STORYTELLERS theatre company have evolved their own technique for dramatising famous books, and have had several successes with it. Their version of Emily Bronte's Wuthering Heights, adapted and directed by Mary Elizabeth Burke Kennedy, is less successful, and the reasons seem clear. The usual mixture of narration and dialogue is used, but with the balance heavily weighted towards the former to an extent that dilutes illusion.
A sense of artificiality soon becomes pervasive as each actor in turn addresses the audience, or the air, explaining the situation at that point. Seven actors take all of the roles, which adds confusion to scene after scene especially as the ageing process is not well conveyed. Towards the end, when a new generation has arrived, portrayed by the recent dear departed without physical or notable psychological change, coherence is very shaky indeed.

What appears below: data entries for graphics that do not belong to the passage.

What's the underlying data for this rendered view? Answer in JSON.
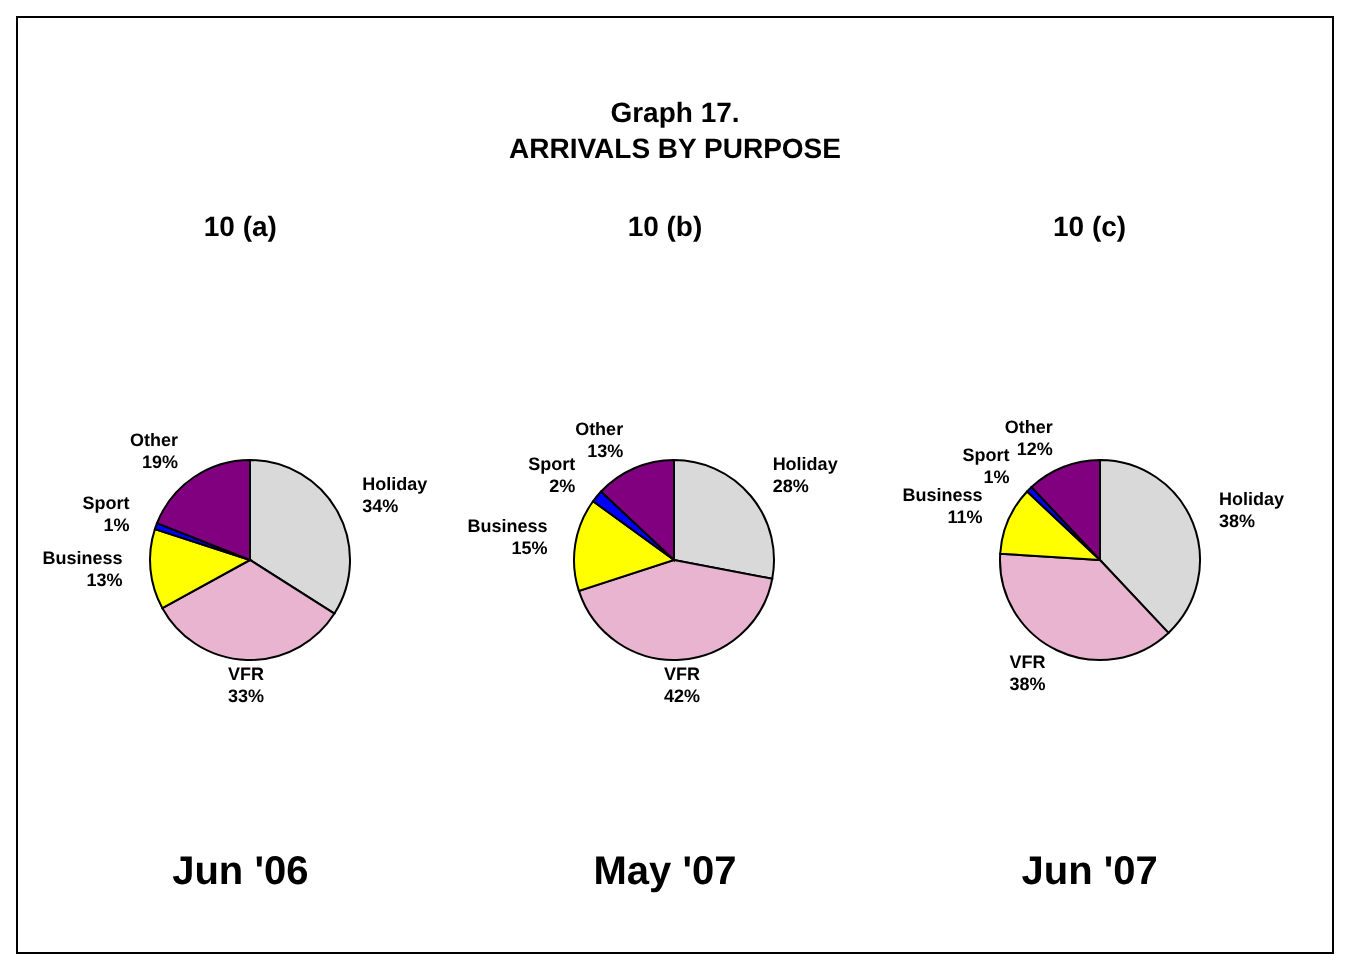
{
  "chart_data": [
    {
      "type": "pie",
      "title": "10 (a)",
      "xlabel": "Jun '06",
      "annotations": [
        "Graph 17.",
        "ARRIVALS BY PURPOSE"
      ],
      "categories": [
        "Holiday",
        "VFR",
        "Business",
        "Sport",
        "Other"
      ],
      "values": [
        34,
        33,
        13,
        1,
        19
      ],
      "value_labels": [
        "34%",
        "33%",
        "13%",
        "1%",
        "19%"
      ],
      "colors": [
        "#d9d9d9",
        "#e8b4cf",
        "#ffff00",
        "#0000ff",
        "#800080"
      ],
      "legend": false
    },
    {
      "type": "pie",
      "title": "10 (b)",
      "xlabel": "May '07",
      "categories": [
        "Holiday",
        "VFR",
        "Business",
        "Sport",
        "Other"
      ],
      "values": [
        28,
        42,
        15,
        2,
        13
      ],
      "value_labels": [
        "28%",
        "42%",
        "15%",
        "2%",
        "13%"
      ],
      "colors": [
        "#d9d9d9",
        "#e8b4cf",
        "#ffff00",
        "#0000ff",
        "#800080"
      ],
      "legend": false
    },
    {
      "type": "pie",
      "title": "10 (c)",
      "xlabel": "Jun '07",
      "categories": [
        "Holiday",
        "VFR",
        "Business",
        "Sport",
        "Other"
      ],
      "values": [
        38,
        38,
        11,
        1,
        12
      ],
      "value_labels": [
        "38%",
        "38%",
        "11%",
        "1%",
        "12%"
      ],
      "colors": [
        "#d9d9d9",
        "#e8b4cf",
        "#ffff00",
        "#0000ff",
        "#800080"
      ],
      "legend": false
    }
  ]
}
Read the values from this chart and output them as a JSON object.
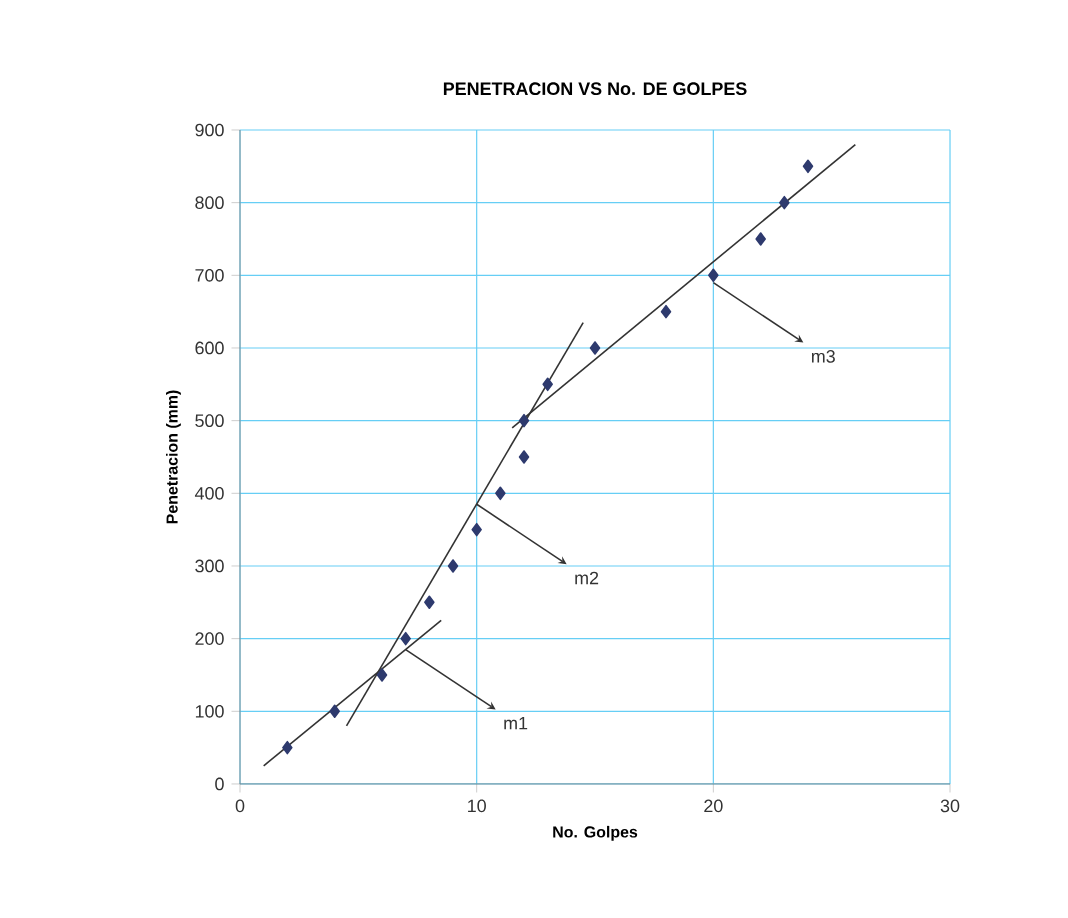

The thread is drawn through all the main incidents of the novel. Heathcliffe (Andrew Josph) arrives at Wuthering Heights as a boy, to fall in love with Cathy (Corinne Martin) and be bullied by Hindley (Eugene O'Brien). Cathy marries her neighbour Edgar Lint on, Heathcliffe goes awol and returns bent on acquisition and revenge. It ends in death and frustration, but with hope for the children of the mismatched unions.
At the heart of the novel is the extraordinary passion, shared by Heathcliffe and Cathy, a flame that burns beyond the grave. It is the nature of this production that the fire is banked down, smouldering beneath the unreal words uttered by the two, either as narration or as declamatory dialogue. Their characters do not have room to grow. Best served by the treatment generally are Bairbre Ni Chaoimh's housekeeper, who retains her identity throughout, Eugene O'Brien's Hindley and Natalie Stringer's Isabella.
The production should prove a useful illustration of the book to the students at whom it seems to be aimed.